Para mi alivio esta vez no me preguntó para qué quería saberlo, sino que me hizo esperar mientras buscaba unos expedientes.
– Calvin Bayard fue el avalista del préstamo de Llewellyn a comienzos de los cincuenta. Él nos puso en contacto con el señor Llewellyn y desde entonces trabajamos para él.
– ¿Hubo algún momento en que las finanzas del propio Bayard se tambalearan? Ayer estuve con Edwards Bayard y sugirió que Ediciones Bayard se encontraba en arenas movedizas durante esa época.
– Edwards está resentido por lo que el señor Arnoff te contó el viernes, que la señora Renee lo ignoró al repartir sus acciones.
– Entonces, ¿quién las heredará?
Pensó durante un minuto.
– Supongo que no hay peligro en que lo sepas: irán a parar a Catherine Bayard, en fideicomiso hasta que cumpla los veinticinco.
Hojeando un poco más me dijo que Darraugh era el albacea, junto con la firma de Lebold & Arnoff. Y que los Drummond, los Taverner y Blair, el padre de MacKenzie Graham, estaban entre los accionistas originales de Bayard. La familia Bayard tenía un treinta y uno por ciento; los Drummond, Taverner y Graham un treinta y cinco en total, mientras que el resto se dividía entre unos veintitantos accionistas menores.
– Entonces Geraldine Graham tiene ahora una parte importante de las acciones. Las heredó de su madre, de su padre y de su marido, ¿verdad?
Yosano volvió a vacilar, pero finalmente dijo:
– De hecho sólo tiene el cinco por ciento de su marido. Laura Drummond estaba enfadada tanto con la señora Geraldine Graham como con Darraugh Graham cuando hizo su testamento; dejó sus acciones a la hija de la señora Graham, la señora Van der Cleef, que vive en Nueva York.
– ¡Laura Drummond era una mujer de lo más desagradable! Entonces fue una necesidad económica lo que obligó a la señora Graham a vender Larchmont.

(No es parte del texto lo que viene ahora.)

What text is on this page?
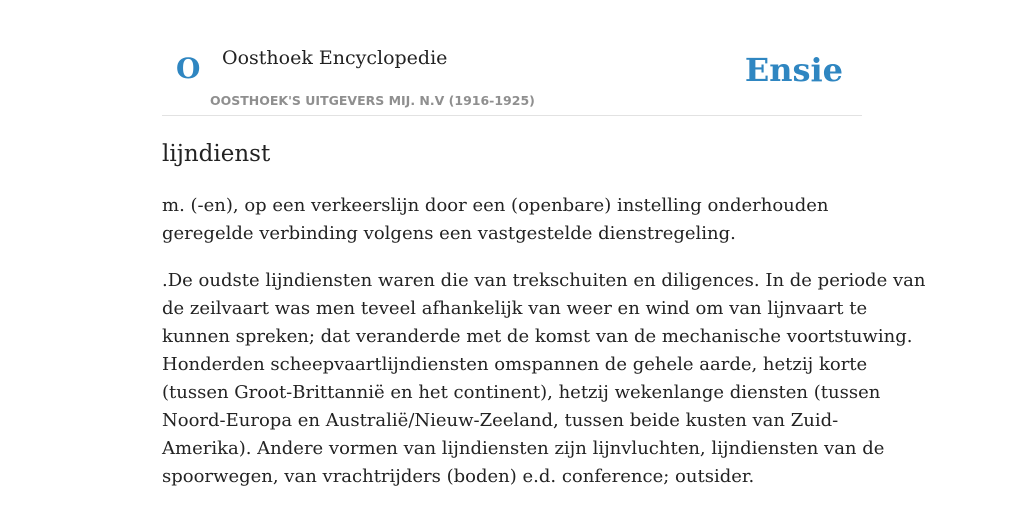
O Oosthoek Encyclopedie
OOSTHOEK'S UITGEVERS MIJ. N.V (1916-1925)
Ensie
lijndienst

m. (-en), op een verkeerslijn door een (openbare) instelling onderhouden
geregelde verbinding volgens een vastgestelde dienstregeling.

.De oudste lijndiensten waren die van trekschuiten en diligences. In de periode van
de zeilvaart was men teveel afhankelijk van weer en wind om van lijnvaart te
kunnen spreken; dat veranderde met de komst van de mechanische voortstuwing.
Honderden scheepvaartlijndiensten omspannen de gehele aarde, hetzij korte
(tussen Groot-Brittannië en het continent), hetzij wekenlange diensten (tussen
Noord-Europa en Australië/Nieuw-Zeeland, tussen beide kusten van Zuid-
Amerika). Andere vormen van lijndiensten zijn lijnvluchten, lijndiensten van de
spoorwegen, van vrachtrijders (boden) e.d. conference; outsider.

– No, no, para nada, ella tenía una enorme fortuna, en parte por las propiedades de su marido, pero su padre también le cedió sumas sustanciales cuando ella se casó. No, yo creo… La señora Drummond podía ser muy rencorosa, sobre todo en lo que respecta a su hija… Señorita Warshawski, le agradecería que no revelara esta información.
– Por supuesto -le prometí. Me guardaría la información a menos que tuviera que ver con la muerte de Marcus Whitby.